Normal şartlarda bunlar üzerine zihin jimnastiği yapma sırasının muhalefete gelmesi gerekirdi, ama muhalefet için de cumhuriyet tarihinin neredeyse tamamı tabu ve resmi tarihçilerin olağan alışkanlıklarının güdümünde milletin egemenliğini neredeyse 1924 Anayasasından başlatıyorlar.
Hem de, 1923’te Cumhuriyet'i ilan eden anayasa değişikliği Cumhuriyet'in kuruluşunun, başlangıcının tarihini 23 Nisan 1920’ye çekmiş olmasına rağmen. Bu durum, cumhuriyetin ilk kurucu iradesinin yansıdığı 1921 Anayasasındaki esnek, farklı halk konfigürasyonlarına yer veren, özerkliğe atıf yapan ve ülkenin din ile bağını bir veri, bir ‘fact’ olarak gören, tek bir etnisite dayatmayan maddeler, çoğulcu meclise övgü anıtı olarak orada hala durmakta iken.
Hülasa hiçbir zaman "Acaba padişahlık sembolik olarak da olsa kalsa mıydı, bizim de bir aristokrasimiz olsa mıydı" görüşlerine taraftar olmadım.
Ben 1921 Anayasası cumhuriyetçisiyim. 23 Nisan 1920'de kurulan Büyük Millet Meclisi'nde ve 1921 Anayasasında, ülkedeki farklılıkları zenginlik gören anlayış vardı. Kapsayıcılık ve çoğulculuk, âdemi merkeziyetçilik ve temsilde adalet prensipleri vardı. Savaş şartlarında, İstanbul hükümetine kafa tutan, saltanatı ilga eden bu anlayışta henüz güçler ayrılığı teşekkül etmemişti. Ancak o meclis Türkiye’yi nasıl temsil etmek gerekir sorusunun cevabıydı.
1924’te ise tamamen farklı bir anlayış benimsendi. Merkeziyetçi ve otoriter bir anlayış.
Nitekim şimdi tablo şudur: Cumhuriyetimiz 99 yaşında ama aslında 2017'de, 1924 anayasası modellemesine geri dönüldü. İradesini bu şekilde kullanan bir iktidar blokunun daha özgürlükçü bir anayasa yapacağına inanmak mümkün değil.

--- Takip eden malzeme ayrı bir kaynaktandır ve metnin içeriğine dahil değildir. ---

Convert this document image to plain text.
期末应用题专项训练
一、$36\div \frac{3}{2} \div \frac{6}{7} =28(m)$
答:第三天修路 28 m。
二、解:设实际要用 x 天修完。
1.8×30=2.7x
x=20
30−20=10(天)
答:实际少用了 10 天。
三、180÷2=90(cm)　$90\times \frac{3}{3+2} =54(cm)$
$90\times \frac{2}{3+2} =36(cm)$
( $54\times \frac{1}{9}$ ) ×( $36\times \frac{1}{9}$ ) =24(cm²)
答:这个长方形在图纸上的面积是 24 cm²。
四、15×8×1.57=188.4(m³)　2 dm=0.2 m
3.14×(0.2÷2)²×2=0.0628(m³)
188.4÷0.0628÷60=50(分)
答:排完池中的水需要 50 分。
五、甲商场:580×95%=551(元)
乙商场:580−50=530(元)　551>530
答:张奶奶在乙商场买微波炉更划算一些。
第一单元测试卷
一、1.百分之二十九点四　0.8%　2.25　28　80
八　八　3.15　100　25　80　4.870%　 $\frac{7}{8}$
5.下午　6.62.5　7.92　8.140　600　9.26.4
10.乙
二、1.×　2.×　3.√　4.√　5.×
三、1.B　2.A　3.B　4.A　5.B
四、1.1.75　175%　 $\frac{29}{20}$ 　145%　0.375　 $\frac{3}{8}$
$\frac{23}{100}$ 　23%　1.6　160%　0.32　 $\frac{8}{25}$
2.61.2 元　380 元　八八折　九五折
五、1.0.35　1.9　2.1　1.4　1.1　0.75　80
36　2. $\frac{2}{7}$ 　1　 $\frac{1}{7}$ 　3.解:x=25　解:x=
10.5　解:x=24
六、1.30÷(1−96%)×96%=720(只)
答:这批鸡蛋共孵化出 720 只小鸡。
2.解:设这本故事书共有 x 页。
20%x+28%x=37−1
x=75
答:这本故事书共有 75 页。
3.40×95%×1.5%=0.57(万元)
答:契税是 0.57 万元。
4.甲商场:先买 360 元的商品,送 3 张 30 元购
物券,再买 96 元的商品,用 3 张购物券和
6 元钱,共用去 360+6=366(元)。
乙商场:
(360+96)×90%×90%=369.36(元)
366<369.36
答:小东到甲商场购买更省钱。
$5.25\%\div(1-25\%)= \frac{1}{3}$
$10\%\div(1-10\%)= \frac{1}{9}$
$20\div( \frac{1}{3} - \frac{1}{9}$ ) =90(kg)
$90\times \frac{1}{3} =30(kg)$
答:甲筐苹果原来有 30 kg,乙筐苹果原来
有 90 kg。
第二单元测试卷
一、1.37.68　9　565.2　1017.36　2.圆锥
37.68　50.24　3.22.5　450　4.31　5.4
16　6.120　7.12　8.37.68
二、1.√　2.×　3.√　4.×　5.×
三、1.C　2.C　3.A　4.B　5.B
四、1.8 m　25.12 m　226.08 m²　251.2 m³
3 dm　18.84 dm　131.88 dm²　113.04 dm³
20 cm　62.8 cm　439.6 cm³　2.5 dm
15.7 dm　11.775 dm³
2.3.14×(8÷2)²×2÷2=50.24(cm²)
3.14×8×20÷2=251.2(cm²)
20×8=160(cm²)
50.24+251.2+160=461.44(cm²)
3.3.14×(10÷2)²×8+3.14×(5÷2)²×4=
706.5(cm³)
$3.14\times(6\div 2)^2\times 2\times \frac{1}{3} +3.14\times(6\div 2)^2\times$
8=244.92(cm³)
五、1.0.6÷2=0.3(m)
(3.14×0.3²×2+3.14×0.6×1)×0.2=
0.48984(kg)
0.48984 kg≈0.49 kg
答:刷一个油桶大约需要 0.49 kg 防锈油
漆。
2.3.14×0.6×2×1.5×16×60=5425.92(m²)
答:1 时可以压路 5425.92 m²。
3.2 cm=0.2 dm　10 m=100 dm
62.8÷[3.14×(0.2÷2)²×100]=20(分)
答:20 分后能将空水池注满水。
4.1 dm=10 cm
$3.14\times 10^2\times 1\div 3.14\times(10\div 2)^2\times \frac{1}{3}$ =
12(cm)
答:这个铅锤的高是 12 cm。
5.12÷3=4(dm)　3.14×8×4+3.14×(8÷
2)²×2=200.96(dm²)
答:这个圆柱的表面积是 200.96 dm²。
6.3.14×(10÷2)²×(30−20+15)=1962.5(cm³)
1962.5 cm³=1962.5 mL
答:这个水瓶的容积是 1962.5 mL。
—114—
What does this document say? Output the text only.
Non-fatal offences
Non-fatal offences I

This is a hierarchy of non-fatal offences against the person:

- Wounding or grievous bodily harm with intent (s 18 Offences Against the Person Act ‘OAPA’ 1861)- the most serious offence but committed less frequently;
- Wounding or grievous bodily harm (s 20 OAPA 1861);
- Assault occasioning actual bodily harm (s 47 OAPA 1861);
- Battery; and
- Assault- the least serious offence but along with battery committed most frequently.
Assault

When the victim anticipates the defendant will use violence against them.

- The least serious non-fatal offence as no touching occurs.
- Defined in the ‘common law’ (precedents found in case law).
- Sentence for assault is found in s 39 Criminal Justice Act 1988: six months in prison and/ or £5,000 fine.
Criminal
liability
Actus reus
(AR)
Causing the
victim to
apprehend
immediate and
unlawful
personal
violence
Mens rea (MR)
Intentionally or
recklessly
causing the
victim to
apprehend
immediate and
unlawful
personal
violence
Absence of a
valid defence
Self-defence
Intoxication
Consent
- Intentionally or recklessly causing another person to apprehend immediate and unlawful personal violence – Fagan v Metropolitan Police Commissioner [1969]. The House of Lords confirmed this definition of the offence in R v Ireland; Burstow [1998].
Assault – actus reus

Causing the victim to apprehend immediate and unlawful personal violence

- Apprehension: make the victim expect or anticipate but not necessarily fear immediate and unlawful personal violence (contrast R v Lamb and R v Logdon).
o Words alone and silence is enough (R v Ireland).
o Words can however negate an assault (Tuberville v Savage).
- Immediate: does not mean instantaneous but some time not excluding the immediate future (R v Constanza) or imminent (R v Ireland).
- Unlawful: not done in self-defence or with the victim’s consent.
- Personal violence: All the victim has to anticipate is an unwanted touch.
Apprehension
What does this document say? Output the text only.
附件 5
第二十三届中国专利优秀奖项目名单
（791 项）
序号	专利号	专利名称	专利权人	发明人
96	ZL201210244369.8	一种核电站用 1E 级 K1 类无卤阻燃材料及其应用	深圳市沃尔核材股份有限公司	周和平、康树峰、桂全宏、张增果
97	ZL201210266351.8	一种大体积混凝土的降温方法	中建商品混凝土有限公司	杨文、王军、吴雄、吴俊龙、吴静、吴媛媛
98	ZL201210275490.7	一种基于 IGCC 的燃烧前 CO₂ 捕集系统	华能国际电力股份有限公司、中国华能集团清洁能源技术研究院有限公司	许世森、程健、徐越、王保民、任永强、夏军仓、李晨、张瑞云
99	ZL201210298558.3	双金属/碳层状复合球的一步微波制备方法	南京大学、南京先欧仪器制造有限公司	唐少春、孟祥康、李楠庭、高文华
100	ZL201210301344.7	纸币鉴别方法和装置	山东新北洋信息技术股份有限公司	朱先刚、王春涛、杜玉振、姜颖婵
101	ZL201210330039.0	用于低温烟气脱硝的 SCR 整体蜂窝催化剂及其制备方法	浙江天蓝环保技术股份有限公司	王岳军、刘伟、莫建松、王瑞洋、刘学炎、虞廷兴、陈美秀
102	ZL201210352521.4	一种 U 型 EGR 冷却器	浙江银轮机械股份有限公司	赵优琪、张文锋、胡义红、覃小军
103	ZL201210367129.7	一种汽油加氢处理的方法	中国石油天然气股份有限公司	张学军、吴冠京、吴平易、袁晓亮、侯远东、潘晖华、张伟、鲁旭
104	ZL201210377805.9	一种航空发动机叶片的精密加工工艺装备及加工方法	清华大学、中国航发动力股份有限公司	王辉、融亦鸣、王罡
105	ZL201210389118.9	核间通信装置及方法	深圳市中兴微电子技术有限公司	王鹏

İşin kötüsü altılı masayı efektif kullanamayan, adeta parçalamaya çalışan bazı muhalifleri görünce, yeni bir anayasayı muhalefet yapabilir demek de kolay olmuyor.
ÇOĞULCULUK DERKEN?
Tam bunları düşünürken ekrandan Türkiye’nin Yüzyılı vizyon belgesiyle ilgili büyük büyük cümleler geliyor.
Günlerdir davet edilen gazeteciler üzerinden tartışılan organizasyon ‘duce’ toplantılarını andıran bir kalabalık eşliğinde alkışlanıyor.
Ben militan yandaş değilim, militan muhalif de değilim. Tam da bu nedenlerle ben ve benim gibi birkaç gazeteci ilk hazırlanan davetiye listelerinde olmamıza rağmen daha sonra listeden çıkarıldık.
Muhalefetin en radikal yüzleri davet edilmişti, ama eleştirel ya da ılımlı muhalif denilebilecek demokrat ve dindar muhafazakar kesimde hala itibar gören gazeteciler davet edilmemişti.
Sebebi çok basit.
Çünkü Ak Parti’nin hazine arazisi gibi etrafını dikenli telle çevirip temellük ettiği muhafazakar kesime söz söyleyebiliyor, sözümüzü iletebiliyoruz. Yaptığımız eleştiriler AK Parti mahallesinden ‘duyuluyor’ ve bu durum da beni ve benim gibileri, AK Parti’deki kraldan çok kralcılar için ‘tehlikeli’ hale getiriyor.
O yüzden televizyondan izliyorum.
“Her şeyiyle milli iradenin ürünü yeni bir Anayasayı ülkemize kazandırmak, Türkiye Yüzyılı vizyonumuzun ilk hedeflerinden biridir. Bu yeni Anayasayı; Ülkemizin huzurunu güçlendirecek, milletimizin refahını yükseltecek, hukukun üstünlüğünü, çoğulculuğu, adaleti, hakkaniyeti tahkim edecek, her bir vatandaşımızın özgürlüklerini garanti altına alacak…”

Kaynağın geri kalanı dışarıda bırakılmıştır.